There were only a couple of fisherman here and just a few more like me, here to enjoy the peace and scenery. The Abel Reservoir is 185 acres and long like a ribbon twisting down southwards. There looked to be lots of turns and inlets to explore so I was looking forward to the next few hours.
The trees were lush and green, no large patches of brown dead leaves which I'd noticed in previous years, and the vegetation by the edges of the water also looked equally healthy. The heavy rain we'd had in the spring had obviously worked its magic. I followed the banks in and out of inlets, for the most part managing to stay in the cool shade. There were very few people to be seen on the water which I relished, a joy to have this splendor to myself.
I almost steered into a blue heron who glared at me before taking over towards the sanctuary of the other side of the lake, yet there was none of the loud, angry croaking I've always heard in the past from these birds. He just flapped slowly across the water while I sat and watched his long wings almost brushing the lake's surface.
And then as I rounded a bend, another heron stood in the weeds. Again, no complaints, a resigned look and he also took off for the other side. They're very amiable herons on this lake, much more tolerant and polite to humans than I'm used to. I even felt guilty at having disturbed their peace.
My little G15 doesn't take the sharpest images but I was glad to get these shots.
I was amazed to see a juvenile Double-Crested Cormorant sitting low in the water, who after checking me out, slowly paddled to the center of the lake as I respecting his privacy, went the other way.
I was delighted to turn a corner and see this old abandoned boat lift, and moved closer to explore.
The once bright paint was peeling revealing rusty bolts, pipes were occupied with multiple spiders webs that reverberated and glistened in the breeze, all of their silken centers occupied by huge fat eight-legged tenants.
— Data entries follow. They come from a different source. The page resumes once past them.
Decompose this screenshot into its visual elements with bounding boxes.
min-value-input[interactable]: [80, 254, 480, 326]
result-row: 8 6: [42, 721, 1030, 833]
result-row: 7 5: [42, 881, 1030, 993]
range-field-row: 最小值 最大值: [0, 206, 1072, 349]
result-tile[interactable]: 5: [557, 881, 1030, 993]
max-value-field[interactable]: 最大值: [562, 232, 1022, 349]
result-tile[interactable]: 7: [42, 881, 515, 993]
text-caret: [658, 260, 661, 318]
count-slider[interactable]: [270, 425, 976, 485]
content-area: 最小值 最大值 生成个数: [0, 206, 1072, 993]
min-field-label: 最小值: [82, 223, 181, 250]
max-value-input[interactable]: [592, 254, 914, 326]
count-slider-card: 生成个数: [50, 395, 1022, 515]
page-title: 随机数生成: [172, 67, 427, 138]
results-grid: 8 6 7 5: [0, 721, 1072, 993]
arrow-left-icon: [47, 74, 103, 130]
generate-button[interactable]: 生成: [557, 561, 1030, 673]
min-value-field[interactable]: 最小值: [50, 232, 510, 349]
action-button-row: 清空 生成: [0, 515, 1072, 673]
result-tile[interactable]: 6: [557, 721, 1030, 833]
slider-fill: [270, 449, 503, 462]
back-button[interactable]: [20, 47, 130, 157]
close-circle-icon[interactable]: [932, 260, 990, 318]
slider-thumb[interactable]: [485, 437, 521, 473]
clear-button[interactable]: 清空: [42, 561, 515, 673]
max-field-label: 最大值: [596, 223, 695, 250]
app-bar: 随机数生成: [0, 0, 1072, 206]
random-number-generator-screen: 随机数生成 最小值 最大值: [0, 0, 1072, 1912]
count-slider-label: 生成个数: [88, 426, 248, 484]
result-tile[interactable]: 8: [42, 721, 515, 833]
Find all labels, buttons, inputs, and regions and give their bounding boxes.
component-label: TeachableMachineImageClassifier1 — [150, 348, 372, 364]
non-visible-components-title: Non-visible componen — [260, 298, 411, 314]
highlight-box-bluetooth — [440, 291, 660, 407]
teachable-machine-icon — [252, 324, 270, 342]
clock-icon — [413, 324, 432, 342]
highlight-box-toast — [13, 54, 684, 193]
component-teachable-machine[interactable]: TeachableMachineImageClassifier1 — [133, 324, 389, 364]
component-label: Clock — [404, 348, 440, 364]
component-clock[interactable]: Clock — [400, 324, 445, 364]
I managed to perform a limbo under the pipes in Big Red, very carefully avoiding this colony of arachnids.
The sunlight shining through dappled leaves onto this murky area of water had a magical feel, and I sat still watching the tiny baby fishes darting underneath me, almost hoping something more wondrous would emerge from the bottom.
I was lucky enough to spot this huge dragonfly sitting still on the end of a twig, but with zooming in from a boat that kept moving it was impossible to capture a sharp image. Nonetheless, I was impressed and amused, when later at home, I looked at the photo and the dragonfly's head markings appeared to give him a masked face, reminding me of a Transformer. I later identified him as a Dragonhunter, Hagenius brevistylus. Rather appropriate.
This little dragonfly also looked like it was smiling, happy to have a warm stone to bask on.
Damselflies were fluttering everywhere over the water, many of them landing on my arms or hands as I paddled, or hitching a ride on the kayak. The silence of the lake was broken only by splashes from fishes catching flies, or large bubbles bursting from the silty bottom, silent large circles expanding across the surface. Bullfrogs grunted and mockingbirds trilled tunefully. There were even a few early cicadas clicking loudly from the trees.
There was also a beaver house, stacks of branches wedged against a bank. I waited for a while but wasn't fortunate to see the resident. But I did come across evidence of his presence a few yards down the inlet. I even saw a doe with her tiny fawn who could only have been a few days old, the large white spots on its flanks catching my eye when it moved.
There were plenty of bryozoa attached to fallen branches or weeds, a great indicator that the water here is highly organic and healthy. There were a few little sandy beaches along the banks, crystal clear water alive with tiny fishes.
I probably paddled about 6 miles around the lake, coming across only 5 other boat owners, most of whom had stayed at the top end nearer the road and the ramp. But I heard shouting and laughing from some rocks as I was finishing my afternoon, and stopped to watch a group of kids who were daring each other to plunge into the water below. I learned from their comments that a short sprint needed to be made before the leap, and seeing their hesitation, I smiled. And actually felt old! I wouldn't have thought twice about making that jump a few years ago, but nothing on earth would persuade me to do it now. I watched for a while but only two of the lads dared to take the challenge. Not wanting to make them feel more uncomfortable than they already were with me watching and chuckling, I left them to complete their antics in peace, and paddled the last few yards to the ramp.